定石の届かぬ世界で打つ

家田隆二 vs 二子 高野圭介
               黒4目コミ出し

2009年6月4日 於 家研・ライフ大阪
228手完 黒中押し勝ち

                         高野圭介自戦記


「大目外し」

 

「打ち込み碁」と自認している2子局。

定石の蘊蓄は直接用を為さない碁を打ちたい。

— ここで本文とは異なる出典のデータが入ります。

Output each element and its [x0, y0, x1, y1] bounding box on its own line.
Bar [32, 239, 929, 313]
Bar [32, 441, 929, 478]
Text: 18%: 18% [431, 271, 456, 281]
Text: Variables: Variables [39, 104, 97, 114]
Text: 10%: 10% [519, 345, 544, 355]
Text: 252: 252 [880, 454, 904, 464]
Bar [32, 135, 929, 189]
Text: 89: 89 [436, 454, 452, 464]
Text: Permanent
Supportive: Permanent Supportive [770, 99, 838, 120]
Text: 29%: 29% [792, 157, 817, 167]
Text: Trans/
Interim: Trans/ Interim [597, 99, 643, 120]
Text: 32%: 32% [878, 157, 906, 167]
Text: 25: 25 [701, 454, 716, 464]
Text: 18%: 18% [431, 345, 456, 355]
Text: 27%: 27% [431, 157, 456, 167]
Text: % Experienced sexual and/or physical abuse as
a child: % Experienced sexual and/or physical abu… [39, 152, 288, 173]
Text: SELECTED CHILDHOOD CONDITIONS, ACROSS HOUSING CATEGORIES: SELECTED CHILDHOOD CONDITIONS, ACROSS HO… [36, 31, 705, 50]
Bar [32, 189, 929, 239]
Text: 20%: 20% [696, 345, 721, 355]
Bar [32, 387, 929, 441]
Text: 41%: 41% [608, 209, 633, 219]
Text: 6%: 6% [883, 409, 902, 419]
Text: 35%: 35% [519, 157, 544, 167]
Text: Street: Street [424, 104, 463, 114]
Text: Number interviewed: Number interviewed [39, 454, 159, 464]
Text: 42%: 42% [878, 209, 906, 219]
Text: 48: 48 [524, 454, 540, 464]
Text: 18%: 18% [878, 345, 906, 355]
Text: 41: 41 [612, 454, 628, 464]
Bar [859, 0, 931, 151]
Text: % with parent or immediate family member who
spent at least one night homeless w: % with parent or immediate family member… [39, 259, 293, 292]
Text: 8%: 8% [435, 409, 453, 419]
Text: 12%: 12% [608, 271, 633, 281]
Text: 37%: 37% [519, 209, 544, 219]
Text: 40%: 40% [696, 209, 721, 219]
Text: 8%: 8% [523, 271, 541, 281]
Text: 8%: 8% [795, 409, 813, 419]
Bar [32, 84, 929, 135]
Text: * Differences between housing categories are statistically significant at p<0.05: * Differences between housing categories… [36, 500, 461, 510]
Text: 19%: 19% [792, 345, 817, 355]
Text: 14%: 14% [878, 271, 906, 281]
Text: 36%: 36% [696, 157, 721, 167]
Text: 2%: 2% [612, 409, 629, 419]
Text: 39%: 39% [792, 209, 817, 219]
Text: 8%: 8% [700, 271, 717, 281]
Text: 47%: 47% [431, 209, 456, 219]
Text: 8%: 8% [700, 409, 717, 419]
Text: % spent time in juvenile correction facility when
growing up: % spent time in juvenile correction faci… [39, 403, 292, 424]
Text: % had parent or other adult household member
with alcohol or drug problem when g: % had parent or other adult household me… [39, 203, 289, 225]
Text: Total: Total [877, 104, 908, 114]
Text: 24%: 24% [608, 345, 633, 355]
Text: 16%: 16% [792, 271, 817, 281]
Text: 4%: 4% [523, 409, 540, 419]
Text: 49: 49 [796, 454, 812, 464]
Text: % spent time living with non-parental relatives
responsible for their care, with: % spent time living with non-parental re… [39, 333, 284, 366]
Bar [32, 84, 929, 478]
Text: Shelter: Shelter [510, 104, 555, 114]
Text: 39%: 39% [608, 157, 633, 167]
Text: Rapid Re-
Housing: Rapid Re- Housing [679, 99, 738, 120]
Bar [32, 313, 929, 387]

したがって、
定石であh見たことのない「大目外し」で打とうと、決めたいた。

先生は例の、星からの両付けで打たれた。
「あ、面白い!」と、心が高ぶり、緊張が走る。


先だって、村川 vs 西村戦で、(黒75〜85)の
星に両がかり新手試行中を検証したばかり・・・・
私の生涯テーマの一つであったからだ。



 第1ラウンド


黒50と掛けて、「もう負けられない!」と意気軒昂。
黒62まで、圧倒している。
好機魔多しと、締まらねばならない、と自戒する。

平常心を欠いた黒72が唯一の放心の超ミス。
黒72で、75に打っておれば、決まりだったものを。
それでも、黒88と、自重。


 
第2ラウンド



黒92から、新規巻き直しの局面。
黒106から110まで、準備工作完了。
黒112から130まで、再び黒優勢が明白。


 第3ラウンド


黒134と、カンヌキを降ろして、勝勢と自認した。
黒152は勝利宣言。
黒288まで、盤面10数目は確実で、白は投了された。


置き石と勝敗は
余り関係ない


打ち込み二子局もお陰様でパスした。
今までの、五・四・三子局よりも、ずーっと安定していた。
置き石の少ない程肩に力を入れず、自在性に富んでいる。

思うに、勝敗は置き石とは余り関係ないようにも思う。


結末は予断を
許さない


スポーツ心理学で言う「やる気」が一番。
いよいよ次は「先番・黒コミ1目出し」。

置き石の1子や2子、その価値が、
たいした意味を持っていないことが判然とした以上、
真摯に打って結末は予断を許さないとも思っている。

ただし、「黒コミ11目貰い」としよう。